The condition is common in brachycephalic (flat face) breeds such as Persian cats, bulldogs, pugs, shar peys, toy breeds (poodle and Yorkshire terrier), and giant breeds (Mastiff, St. Bernard, and Newfoundland). Entropion is usually diagnosed at an early age. In some instances, Entropion can be secondary to continuous squinting (blepharospasm) due to chronic irritation, inflammation and other primary conditions.

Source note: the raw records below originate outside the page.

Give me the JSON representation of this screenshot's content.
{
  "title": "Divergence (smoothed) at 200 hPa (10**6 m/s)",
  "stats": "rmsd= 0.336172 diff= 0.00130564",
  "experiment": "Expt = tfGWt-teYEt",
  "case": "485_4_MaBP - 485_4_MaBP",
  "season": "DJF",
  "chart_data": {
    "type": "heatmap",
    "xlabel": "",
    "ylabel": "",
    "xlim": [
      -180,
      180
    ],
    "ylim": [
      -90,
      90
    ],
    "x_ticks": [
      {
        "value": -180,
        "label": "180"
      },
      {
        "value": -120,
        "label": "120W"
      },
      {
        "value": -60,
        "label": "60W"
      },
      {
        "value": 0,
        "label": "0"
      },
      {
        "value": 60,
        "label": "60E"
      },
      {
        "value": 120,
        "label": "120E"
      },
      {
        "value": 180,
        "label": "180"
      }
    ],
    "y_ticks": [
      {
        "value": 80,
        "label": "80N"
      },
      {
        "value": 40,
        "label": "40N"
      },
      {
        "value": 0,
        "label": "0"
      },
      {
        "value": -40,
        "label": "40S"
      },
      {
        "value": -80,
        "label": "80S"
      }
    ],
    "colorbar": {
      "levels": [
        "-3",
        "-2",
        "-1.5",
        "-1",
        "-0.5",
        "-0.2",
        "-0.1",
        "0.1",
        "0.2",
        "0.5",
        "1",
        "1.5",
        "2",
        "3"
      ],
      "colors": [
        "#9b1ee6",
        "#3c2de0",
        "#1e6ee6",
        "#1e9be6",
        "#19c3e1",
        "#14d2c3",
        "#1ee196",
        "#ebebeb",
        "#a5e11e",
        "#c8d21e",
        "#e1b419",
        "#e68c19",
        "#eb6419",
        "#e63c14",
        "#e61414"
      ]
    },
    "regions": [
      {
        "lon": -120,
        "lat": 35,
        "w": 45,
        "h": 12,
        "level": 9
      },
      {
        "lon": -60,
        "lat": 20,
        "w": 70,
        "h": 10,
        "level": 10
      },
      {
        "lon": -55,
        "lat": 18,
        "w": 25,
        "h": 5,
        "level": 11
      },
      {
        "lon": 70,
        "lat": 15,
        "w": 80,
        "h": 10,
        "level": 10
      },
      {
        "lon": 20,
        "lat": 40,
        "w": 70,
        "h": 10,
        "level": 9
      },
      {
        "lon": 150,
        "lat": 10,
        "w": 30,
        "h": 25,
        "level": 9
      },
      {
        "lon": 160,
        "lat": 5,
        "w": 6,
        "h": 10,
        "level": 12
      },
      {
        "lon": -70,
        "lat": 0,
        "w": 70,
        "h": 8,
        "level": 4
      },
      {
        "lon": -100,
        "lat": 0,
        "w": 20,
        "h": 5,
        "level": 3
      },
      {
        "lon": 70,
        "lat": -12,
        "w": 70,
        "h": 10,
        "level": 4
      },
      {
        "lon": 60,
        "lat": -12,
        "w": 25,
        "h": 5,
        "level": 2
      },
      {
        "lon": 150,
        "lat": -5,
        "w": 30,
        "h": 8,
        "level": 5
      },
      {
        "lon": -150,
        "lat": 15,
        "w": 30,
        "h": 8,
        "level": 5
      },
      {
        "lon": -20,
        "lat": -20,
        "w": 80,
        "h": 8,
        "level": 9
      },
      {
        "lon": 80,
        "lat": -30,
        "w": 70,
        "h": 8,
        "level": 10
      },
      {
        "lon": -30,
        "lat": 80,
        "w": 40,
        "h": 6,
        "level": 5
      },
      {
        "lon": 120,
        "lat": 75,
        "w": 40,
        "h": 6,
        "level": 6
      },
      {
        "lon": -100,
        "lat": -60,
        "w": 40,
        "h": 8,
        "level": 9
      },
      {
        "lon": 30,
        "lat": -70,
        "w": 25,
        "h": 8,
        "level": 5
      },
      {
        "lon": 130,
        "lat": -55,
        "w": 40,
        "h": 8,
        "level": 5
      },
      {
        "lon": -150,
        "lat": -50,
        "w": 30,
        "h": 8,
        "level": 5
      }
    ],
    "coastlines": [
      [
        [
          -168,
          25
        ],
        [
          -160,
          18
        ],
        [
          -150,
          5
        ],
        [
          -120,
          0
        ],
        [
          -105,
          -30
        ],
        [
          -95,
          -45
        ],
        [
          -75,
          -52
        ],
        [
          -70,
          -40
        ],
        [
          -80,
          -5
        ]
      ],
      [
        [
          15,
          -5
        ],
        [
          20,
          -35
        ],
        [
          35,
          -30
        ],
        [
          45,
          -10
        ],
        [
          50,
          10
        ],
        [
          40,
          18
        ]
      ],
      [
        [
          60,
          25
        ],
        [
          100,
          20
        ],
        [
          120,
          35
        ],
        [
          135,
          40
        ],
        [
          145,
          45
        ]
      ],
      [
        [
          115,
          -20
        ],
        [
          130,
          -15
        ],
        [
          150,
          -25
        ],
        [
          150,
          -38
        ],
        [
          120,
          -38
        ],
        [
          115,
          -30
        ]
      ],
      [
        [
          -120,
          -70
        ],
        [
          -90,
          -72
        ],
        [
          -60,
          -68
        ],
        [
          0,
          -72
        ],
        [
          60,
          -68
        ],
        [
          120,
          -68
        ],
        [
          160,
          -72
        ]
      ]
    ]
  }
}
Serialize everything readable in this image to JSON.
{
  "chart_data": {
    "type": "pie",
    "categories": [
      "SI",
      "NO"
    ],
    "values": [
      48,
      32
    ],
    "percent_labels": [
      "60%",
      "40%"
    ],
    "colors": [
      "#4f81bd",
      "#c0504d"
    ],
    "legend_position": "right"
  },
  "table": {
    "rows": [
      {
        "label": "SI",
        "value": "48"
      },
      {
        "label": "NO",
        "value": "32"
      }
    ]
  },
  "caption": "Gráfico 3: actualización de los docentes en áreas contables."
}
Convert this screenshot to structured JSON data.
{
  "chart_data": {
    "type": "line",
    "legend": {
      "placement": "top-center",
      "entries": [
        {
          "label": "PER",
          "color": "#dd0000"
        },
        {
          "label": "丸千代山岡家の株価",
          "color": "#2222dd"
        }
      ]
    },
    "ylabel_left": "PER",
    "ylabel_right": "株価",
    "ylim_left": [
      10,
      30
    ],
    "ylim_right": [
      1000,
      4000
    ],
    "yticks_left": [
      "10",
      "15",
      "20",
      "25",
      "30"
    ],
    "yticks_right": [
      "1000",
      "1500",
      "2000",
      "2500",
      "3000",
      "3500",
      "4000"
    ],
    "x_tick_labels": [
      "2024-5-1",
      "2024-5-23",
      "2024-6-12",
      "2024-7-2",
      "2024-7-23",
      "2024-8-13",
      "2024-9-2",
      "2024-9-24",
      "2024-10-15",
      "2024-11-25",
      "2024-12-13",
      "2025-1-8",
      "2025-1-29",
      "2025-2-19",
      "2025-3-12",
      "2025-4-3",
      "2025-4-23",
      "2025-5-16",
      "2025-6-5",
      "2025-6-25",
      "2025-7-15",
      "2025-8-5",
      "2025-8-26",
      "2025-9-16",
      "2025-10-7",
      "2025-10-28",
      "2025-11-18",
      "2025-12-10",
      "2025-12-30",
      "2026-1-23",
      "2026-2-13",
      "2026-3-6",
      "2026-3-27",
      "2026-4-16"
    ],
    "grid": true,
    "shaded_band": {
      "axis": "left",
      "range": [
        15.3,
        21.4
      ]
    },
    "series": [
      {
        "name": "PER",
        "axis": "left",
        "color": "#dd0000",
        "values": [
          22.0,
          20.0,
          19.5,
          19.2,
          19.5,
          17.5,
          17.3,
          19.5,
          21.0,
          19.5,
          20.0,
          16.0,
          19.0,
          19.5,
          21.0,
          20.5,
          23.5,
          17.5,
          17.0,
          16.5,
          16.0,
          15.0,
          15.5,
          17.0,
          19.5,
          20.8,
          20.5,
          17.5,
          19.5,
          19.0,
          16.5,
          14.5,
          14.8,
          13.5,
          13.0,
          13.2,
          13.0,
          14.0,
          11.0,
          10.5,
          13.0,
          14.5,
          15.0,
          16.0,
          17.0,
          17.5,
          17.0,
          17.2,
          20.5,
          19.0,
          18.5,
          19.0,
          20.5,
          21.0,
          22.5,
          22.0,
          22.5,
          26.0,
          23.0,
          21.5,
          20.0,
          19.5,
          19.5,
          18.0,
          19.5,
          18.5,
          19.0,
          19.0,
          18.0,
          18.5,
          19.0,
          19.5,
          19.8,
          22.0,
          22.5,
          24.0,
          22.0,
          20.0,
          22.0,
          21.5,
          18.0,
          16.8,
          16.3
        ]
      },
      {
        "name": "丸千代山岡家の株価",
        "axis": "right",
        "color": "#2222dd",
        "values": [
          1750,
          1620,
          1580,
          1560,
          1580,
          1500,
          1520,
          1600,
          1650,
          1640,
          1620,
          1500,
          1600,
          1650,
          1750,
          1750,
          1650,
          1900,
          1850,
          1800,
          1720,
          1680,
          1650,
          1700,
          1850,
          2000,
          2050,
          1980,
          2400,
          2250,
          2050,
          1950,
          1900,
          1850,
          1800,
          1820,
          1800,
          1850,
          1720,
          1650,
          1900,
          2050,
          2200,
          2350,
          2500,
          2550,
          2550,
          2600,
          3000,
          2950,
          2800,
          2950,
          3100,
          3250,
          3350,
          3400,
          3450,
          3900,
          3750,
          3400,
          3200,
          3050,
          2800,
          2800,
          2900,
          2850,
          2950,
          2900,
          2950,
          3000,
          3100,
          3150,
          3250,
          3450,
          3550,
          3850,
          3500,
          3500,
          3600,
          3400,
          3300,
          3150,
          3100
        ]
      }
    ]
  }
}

Ectropion is rare in cats, but fairly common in dogs. Sporting
breeds (spaniels, hounds, and retrievers), giant breeds and any
breed with loose facial skin (especially bloodhounds) are
predisposed to the condition.
The eversion of the eye lid exposes the eye to air, outside
irritants and infections. Tearing, facial staining, thick discharge
and eye globe damage are common signs. Other diseases may cause
functional entropion and can be diagnosed by additional testing.
Primary entropion and ectropion are treated by corrective surgery that re-modulates the shape of the eye lid.